Statements in Python typically ends with a new line. However python allows the use of the line continuation character ( \ ) to denote that the line should continue. For example:

In [3]:
a = "Hello 
World"
print(a)
  File "<ipython-input-3-8498df2221f9>", line 1
    a = "Hello
              ^
SyntaxError: EOL while scanning string literal
In [4]:
a = "Hello \
World"
print(a)
Hello World

The above is an explicit line joining technique Another way to tell python not to end is by putting the strings or variables within the brackets ( ), { }, [ ] without using the line continuation character. For example:

In [5]:
num = ['one', 'two', 'three'
       'four', 'five']
num
Out[5]:
['one', 'two', 'threefour', 'five']

This is known as implicit line joining technique.
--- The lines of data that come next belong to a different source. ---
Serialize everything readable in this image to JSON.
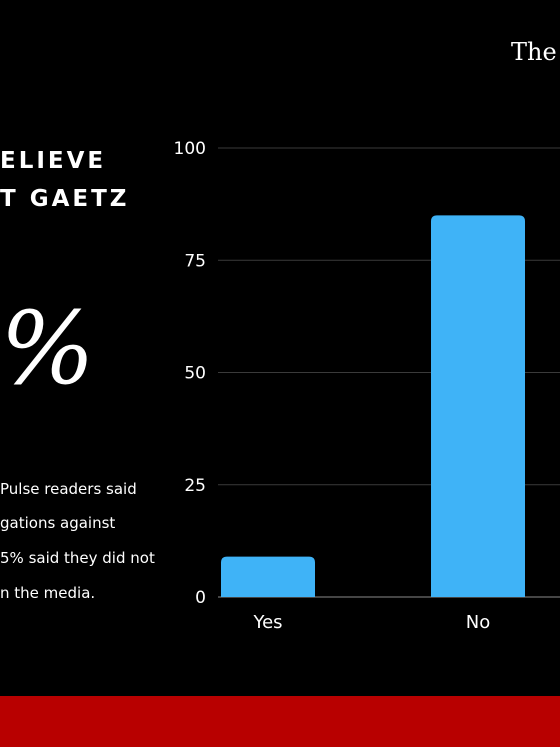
{
  "brand": {
    "name": "The"
  },
  "headline": {
    "line1": "ELIEVE",
    "line2": "T GAETZ"
  },
  "big_stat": {
    "text": "%"
  },
  "body_text": {
    "line1": "Pulse readers said",
    "line2": "gations against",
    "line3": "5% said they did not",
    "line4": "n the media."
  },
  "colors": {
    "bar": "#3fb3f7",
    "footer": "#b80000",
    "background": "#000000"
  },
  "chart_data": {
    "type": "bar",
    "categories": [
      "Yes",
      "No"
    ],
    "values": [
      9,
      85
    ],
    "title": "",
    "xlabel": "",
    "ylabel": "",
    "ylim": [
      0,
      100
    ],
    "yticks": [
      0,
      25,
      50,
      75,
      100
    ],
    "grid": true
  }
}
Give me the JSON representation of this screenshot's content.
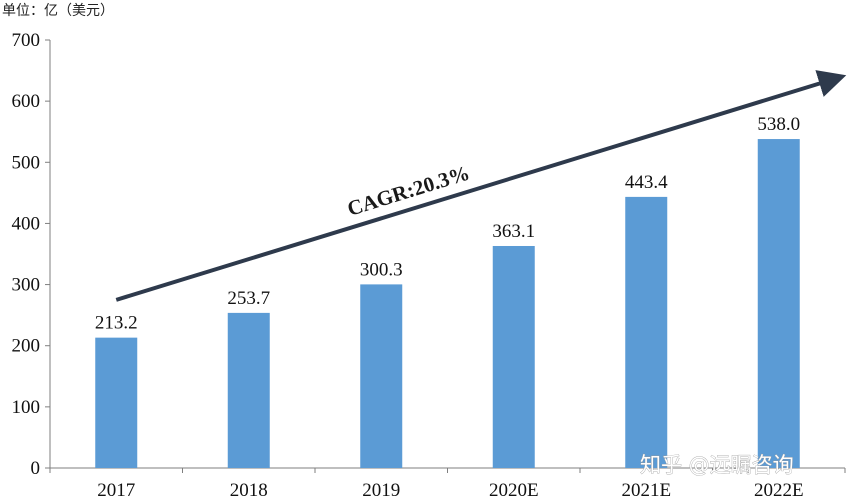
{
  "chart_data": {
    "type": "bar",
    "unit_label": "单位：亿（美元）",
    "categories": [
      "2017",
      "2018",
      "2019",
      "2020E",
      "2021E",
      "2022E"
    ],
    "values": [
      213.2,
      253.7,
      300.3,
      363.1,
      443.4,
      538.0
    ],
    "value_labels": [
      "213.2",
      "253.7",
      "300.3",
      "363.1",
      "443.4",
      "538.0"
    ],
    "yticks": [
      "0",
      "100",
      "200",
      "300",
      "400",
      "500",
      "600",
      "700"
    ],
    "ylim": [
      0,
      700
    ],
    "annotation": {
      "text": "CAGR:20.3%",
      "arrow_from": [
        0,
        275
      ],
      "arrow_to": [
        5.4,
        635
      ]
    },
    "bar_color": "#5b9bd5",
    "arrow_color": "#2e3a4c",
    "grid": false
  },
  "watermark": "知乎 @远瞩咨询"
}
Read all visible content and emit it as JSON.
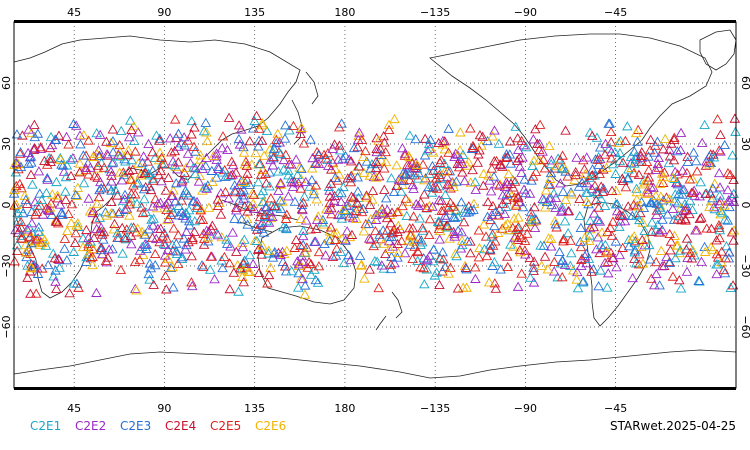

Did you notice, to print the variable num, I didn't use print function? This is possible only in notebook or other repl environments but won't work in the stand-alone code that you will write later The different brackets mean different things. We will study about them in later chapters. This is just to demonstrate a way of using multi-line statements.

Quotations

You must have seen that in the above examples. we have used single and double quotes. Python accepts single, double and triple (''' or """)quotes to denote string literals. Bear in mind that the start quote and end quote should be of same type. Strings are generally created by using single or double quotes (python treats single and double quotes as the same.) Triple quotes are used when the string literals span across multiple lines. Consider following examples:

In [6]:
name = 'UCSL'
instructor = "Mohit"
description = '''The UCSL at CUSP is a series of online sessions designed to build a 
common skillset and familiarity with techniques, concepts, and models for 
urban informatics computing. The online sessions focus on data explorations, 
programming skills and statistical methods needed for scientific computing 
in the field of Urban Informatics.'''
In [7]:
print(name)
print(instructor)
print(description)
UCSL
Mohit
The UCSL at CUSP is a series of online sessions designed to build a
common skillset and familiarity with techniques, concepts, and models for
urban informatics computing. The online sessions focus on data explorations,
programming skills and statistical methods needed for scientific computing
in the field of Urban Informatics.

Comments

Comments are the statements that are not evaluated by python. It is generally used for improving the readability/ understanding of what the code does. There are basically 3 ways of doing it

  • ##### Block Comments Block comments generally apply to some (or all) code that follows them, and are indented to the same level as that code. Each line of a block comment starts with a # and a single space. Paragraphs inside a block comment are separated by a line containing a single #.

    You can replace # by putting the comment inside ''' in a non repl environment

In [8]:
# I wont be evaluated
a = 12
a
Out[8]:
12
  • ##### Inline Comments An inline comment is a comment on the same line as a statement. Inline comments should be separated by at least two spaces from the statement. They should start with a # and a single space. Inline comments are unnecessary and in fact distracting if they state the obvious.
In [9]:
x = 100  # Setting x to 100 (this is unnecessary)
Docstrings

Every function that you write should be accompanied with a Docstring that tells about the function.

Docstrings are written between a triple quote (""" ...< docstring >...""").

We'll learn about functions a bit later.. and will enforce having docstrings there.

In [10]:
def my_func():
    """
    This function will
    perform .....
    """
    pass
In [11]:
my_func.__doc__
Out[11]:
'\n    This function will\n    perform .....\n    '

docstrings are also printed when you type < function_name > ?. Go ahead.. try typing my_func? on the next line.